The research, which can be found in the latest issue of “Nature Communications,” showed that a single dose of Anti-Müllerian Hormone (AMH) gene therapy can induce long-term contraception in female cats. Researchers estimate that there are between 30 million and 80 million free-roaming cats in the United States.
The study was paid for by the Joanie Bernard Foundation and The Michelson Found Animals Foundation, and demonstrates the efficacy of a non-surgical alternative to spaying domestic cats, researchers said.
Currently, there are no contraceptives capable of producing permanent sterilization in companion animals. Spaying, the surgical removal of the ovaries and uterus, is the most widely used strategy to control unwanted reproduction in female cats.
“The trap, neuter [spay], return model is difficult to achieve on a large scale because surgery requires general anesthesia, an adequately equipped surgical facility, and more veterinarians than are currently available,” said senior author and CREW’s Director of Animal Research, Dr. Bill Swanson. Six female cats at CREW were treated with AMH gene therapy and three untreated females served as controls.
A single injection of the treatment caused the cats’ muscle cells to produce AMH (which is normally only produced in the ovaries) and raised the overall level of AMH about 100 times higher. Two, 4-month-long breeding trials were performed one and two years post-treatment to test the efficacy of the AMH gene therapy. “Evidence for the effectiveness of this treatment is strong. All of the control (non-treated) cats produced kittens, but none of the cats treated with the gene therapy became pregnant,” said Dr. Lindsey Vansandt, lead author of the paper and Director of CREW’s Imperiled Cat Signature Project.

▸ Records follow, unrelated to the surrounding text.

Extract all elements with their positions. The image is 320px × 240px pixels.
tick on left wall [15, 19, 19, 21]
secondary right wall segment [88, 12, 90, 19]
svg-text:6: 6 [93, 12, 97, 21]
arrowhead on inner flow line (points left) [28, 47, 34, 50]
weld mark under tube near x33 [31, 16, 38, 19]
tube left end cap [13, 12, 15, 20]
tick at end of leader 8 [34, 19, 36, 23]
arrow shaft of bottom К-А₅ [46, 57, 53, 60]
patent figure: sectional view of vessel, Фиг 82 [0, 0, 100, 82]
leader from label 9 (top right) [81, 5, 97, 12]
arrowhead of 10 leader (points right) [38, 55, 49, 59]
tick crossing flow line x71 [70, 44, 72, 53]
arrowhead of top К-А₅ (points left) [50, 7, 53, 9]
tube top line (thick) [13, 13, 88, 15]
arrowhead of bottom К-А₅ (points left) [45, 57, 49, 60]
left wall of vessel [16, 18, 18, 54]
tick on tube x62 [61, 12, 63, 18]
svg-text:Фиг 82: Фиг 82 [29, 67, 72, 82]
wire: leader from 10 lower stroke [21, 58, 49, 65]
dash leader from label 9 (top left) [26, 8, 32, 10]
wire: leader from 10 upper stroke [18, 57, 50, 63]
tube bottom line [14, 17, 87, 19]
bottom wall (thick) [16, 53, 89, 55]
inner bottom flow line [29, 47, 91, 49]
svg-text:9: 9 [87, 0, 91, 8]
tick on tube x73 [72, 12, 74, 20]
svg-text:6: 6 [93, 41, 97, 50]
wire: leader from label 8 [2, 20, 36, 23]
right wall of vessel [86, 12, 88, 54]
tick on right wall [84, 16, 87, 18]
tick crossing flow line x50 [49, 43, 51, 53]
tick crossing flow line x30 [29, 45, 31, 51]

The treated cats have been monitored for more than three years to assess the safety of the treatment, including regular physical exams, abdominal ultrasounds, and bloodwork. There were no adverse effects observed in any of the treated cats, demonstrating that at the doses tested, the gene therapy was safe and well tolerated.

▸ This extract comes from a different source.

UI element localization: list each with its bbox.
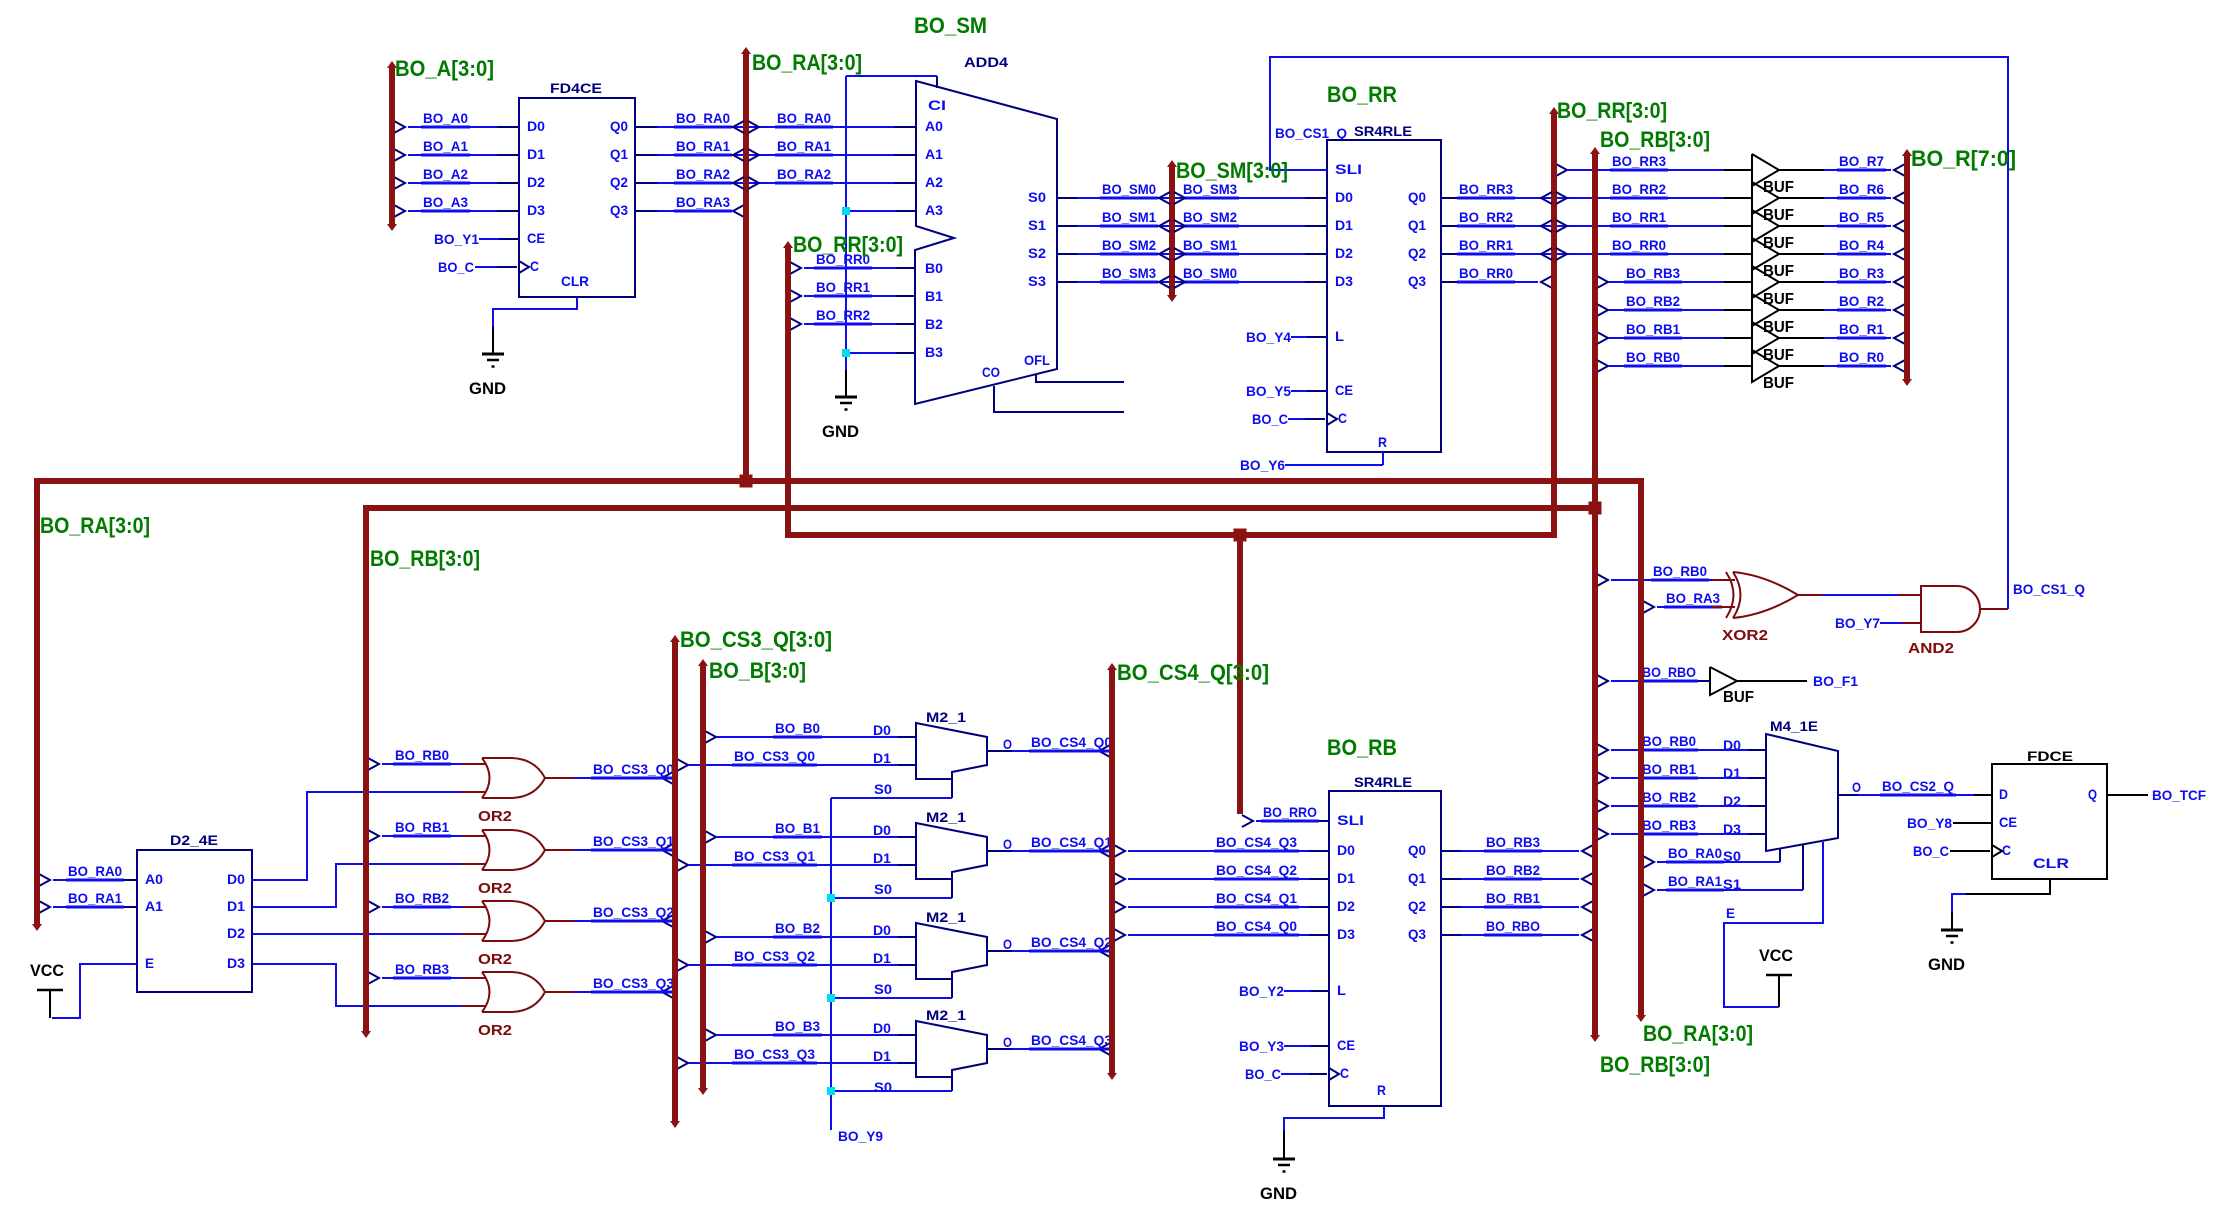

It’s not just cats that stand to benefit from this breakthrough. Cats are prolific hunters and their outdoor presence can have devasting consequences for wildlife populations, including North American Songbirds. “Cat predation is a major source of mortality in wild birds. Outdoor cats also contribute indirectly through fear, resource competition, and disease transmission,” said Jenny Gainer, Curator of Birds & African Animals at Cincinnati Zoo & Botanical Garden. The Cincinnati Zoo serves as a program partner to Saving Animals From Extinction North American Songbird (SAFE NAS). The goal of SAFE NAS is to reduce the threats to songbirds and secure sustainable wild populations. “Controlling and reducing the population of free-roaming cats will make a major difference for declining songbird populations.”